Razionalità è un concetto complicato da mantenere, in questo periodo, qualche volta ci si riesce e altre volte proprio no: si cammina nella quotidianità con la testa spesso da tutta un'altra parte, un guscio di noce vuoto che si lascia trascinare dalla corrente, dal flusso della realtà che ti scorre accanto, come se la vita proseguisse impetuosa e tu galleggiassi trasognata tra la superficie e l'abisso, incerta tra l'affondare verso l'oscurità e il riaffiorare verso la luce.
Forse è meglio non pretendere troppo da sè stessi, affrontare ogni giorno ed ogni istante come viene, ben sapendo che lentamente il tempo comincerà a posarsi come polvere sui ricordi, il dolore da lacerante e violento diventerà una sofferenza sorda con cui si impara a convivere, da abisso oscuro diventerà una nostalgia struggente venata di malinconia, come è nell'ordine naturale delle cose.

Qualche volta anche aggrapparsi alle piccole cose che ci appassionavano nella vita precedente può aiutare a recuperare una parvenza di serenità, come sentire di nuovo l'odore di una torta che cuoce nel forno, riprendere la macchina fotografica e ricominciare a fare progetti.

Queste belle more, profumate e succose, sono arrivate assieme a tante parole, gesti e segni di affetto che ci hanno avvolto e sostenuto in questi giorni, e come tutto il resto sono state apprezzatissime: oltre a mangiarle, le ho usate per farle due torte semplici semplici, di cui la prima che vi lascio è questo impasto a base di yogurt, che ho usato in altre occasioni con le mele e con l'ananas.

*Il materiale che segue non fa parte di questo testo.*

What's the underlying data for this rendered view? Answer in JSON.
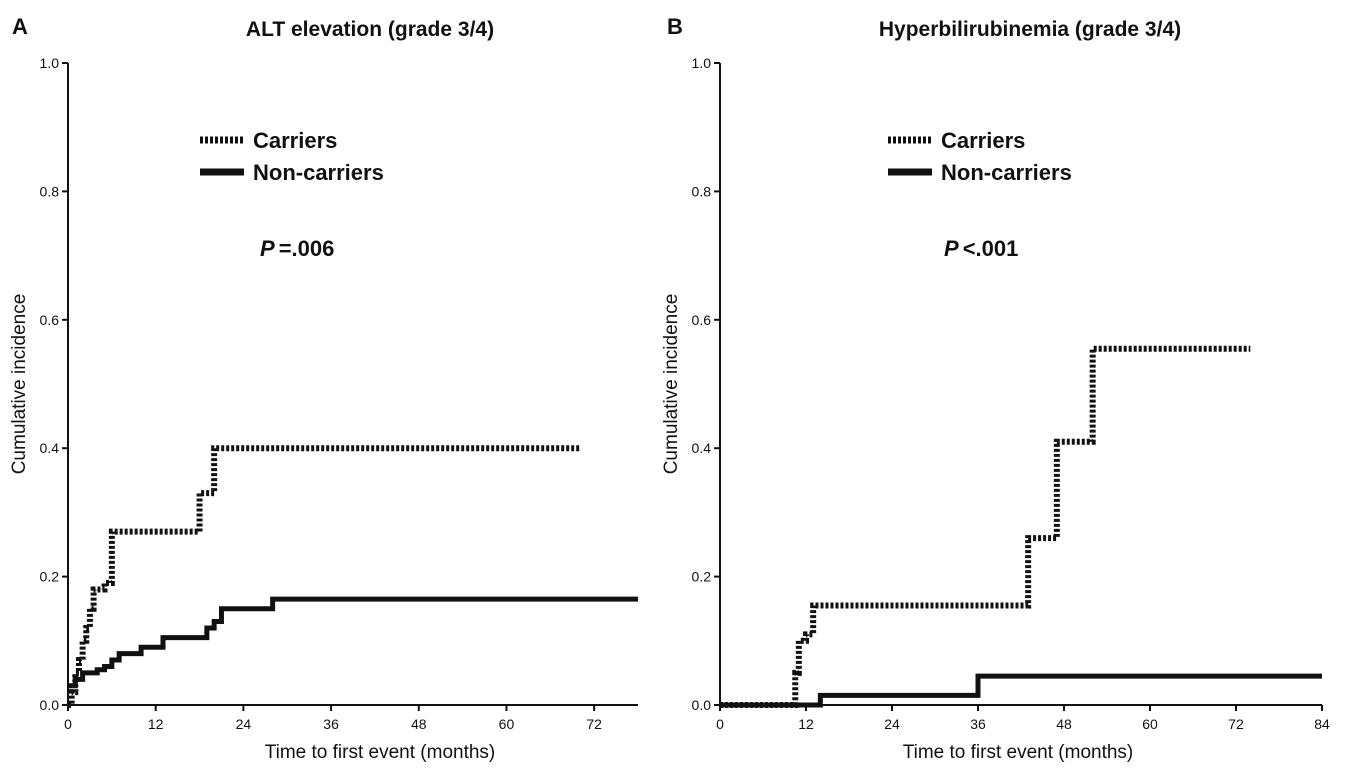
{
  "chart_data": [
    {
      "type": "line",
      "panel_label": "A",
      "title": "ALT elevation (grade 3/4)",
      "xlabel": "Time to first event (months)",
      "ylabel": "Cumulative incidence",
      "xlim": [
        0,
        78
      ],
      "ylim": [
        0,
        1
      ],
      "xticks": [
        "0",
        "12",
        "24",
        "36",
        "48",
        "60",
        "72"
      ],
      "xtick_values": [
        0,
        12,
        24,
        36,
        48,
        60,
        72
      ],
      "yticks": [
        "0.0",
        "0.2",
        "0.4",
        "0.6",
        "0.8",
        "1.0"
      ],
      "ytick_values": [
        0,
        0.2,
        0.4,
        0.6,
        0.8,
        1.0
      ],
      "annotation": {
        "prefix": "P",
        "text": "=.006"
      },
      "legend": {
        "position": "top-center"
      },
      "series": [
        {
          "name": "Carriers",
          "style": "dotted",
          "x": [
            0,
            0.5,
            1,
            1.5,
            2,
            2.5,
            3,
            3.5,
            4,
            5,
            6,
            18,
            19,
            20,
            70
          ],
          "y": [
            0,
            0.02,
            0.05,
            0.07,
            0.1,
            0.12,
            0.15,
            0.18,
            0.18,
            0.19,
            0.27,
            0.33,
            0.33,
            0.4,
            0.4
          ]
        },
        {
          "name": "Non-carriers",
          "style": "solid",
          "x": [
            0,
            0.5,
            1,
            2,
            4,
            5,
            6,
            7,
            10,
            12,
            13,
            19,
            20,
            21,
            22,
            28,
            78
          ],
          "y": [
            0.03,
            0.03,
            0.04,
            0.05,
            0.055,
            0.06,
            0.07,
            0.08,
            0.09,
            0.09,
            0.105,
            0.12,
            0.13,
            0.15,
            0.15,
            0.165,
            0.165
          ]
        }
      ]
    },
    {
      "type": "line",
      "panel_label": "B",
      "title": "Hyperbilirubinemia (grade 3/4)",
      "xlabel": "Time to first event (months)",
      "ylabel": "Cumulative incidence",
      "xlim": [
        0,
        84
      ],
      "ylim": [
        0,
        1
      ],
      "xticks": [
        "0",
        "12",
        "24",
        "36",
        "48",
        "60",
        "72",
        "84"
      ],
      "xtick_values": [
        0,
        12,
        24,
        36,
        48,
        60,
        72,
        84
      ],
      "yticks": [
        "0.0",
        "0.2",
        "0.4",
        "0.6",
        "0.8",
        "1.0"
      ],
      "ytick_values": [
        0,
        0.2,
        0.4,
        0.6,
        0.8,
        1.0
      ],
      "annotation": {
        "prefix": "P",
        "text": "<.001"
      },
      "legend": {
        "position": "top-center"
      },
      "series": [
        {
          "name": "Carriers",
          "style": "dotted",
          "x": [
            0,
            10.5,
            11,
            12,
            13,
            42,
            43,
            47,
            52,
            74
          ],
          "y": [
            0,
            0.05,
            0.1,
            0.11,
            0.155,
            0.155,
            0.26,
            0.41,
            0.555,
            0.555
          ]
        },
        {
          "name": "Non-carriers",
          "style": "solid",
          "x": [
            0,
            14,
            36,
            84
          ],
          "y": [
            0,
            0.015,
            0.045,
            0.045
          ]
        }
      ]
    }
  ]
}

Per una teglia a cerniera di 24 centimetri

Torta di More e Yogurt

200 grammi di farina (150 grammi 00 e 50 integrale)
100 grammi di zucchero+altro per spolverare
1 yogurt intero
3 cucchiai di latte
1 uovo grosso
1 cucchiaio di Strega
buccia di limone grattugiata
1 bustina di lievito

More fresche

Battere l'uovo intero con lo zucchero, fino a renderlo spumoso.

Aggiungere lo yogurt, il liquore, il latte e il limone grattugiato.

Unire la farina setacciata assieme al lievito.

Rovesciare l'impasto in una teglia foderata di carta forno, cospargerne la superficie con le more, mettendole molto fitte, quindi spolvere di zucchero semolato.

Infornare a 180 gradi, nel forno caldo,  sul secondo ripiano dal basso per circa 40 minuti.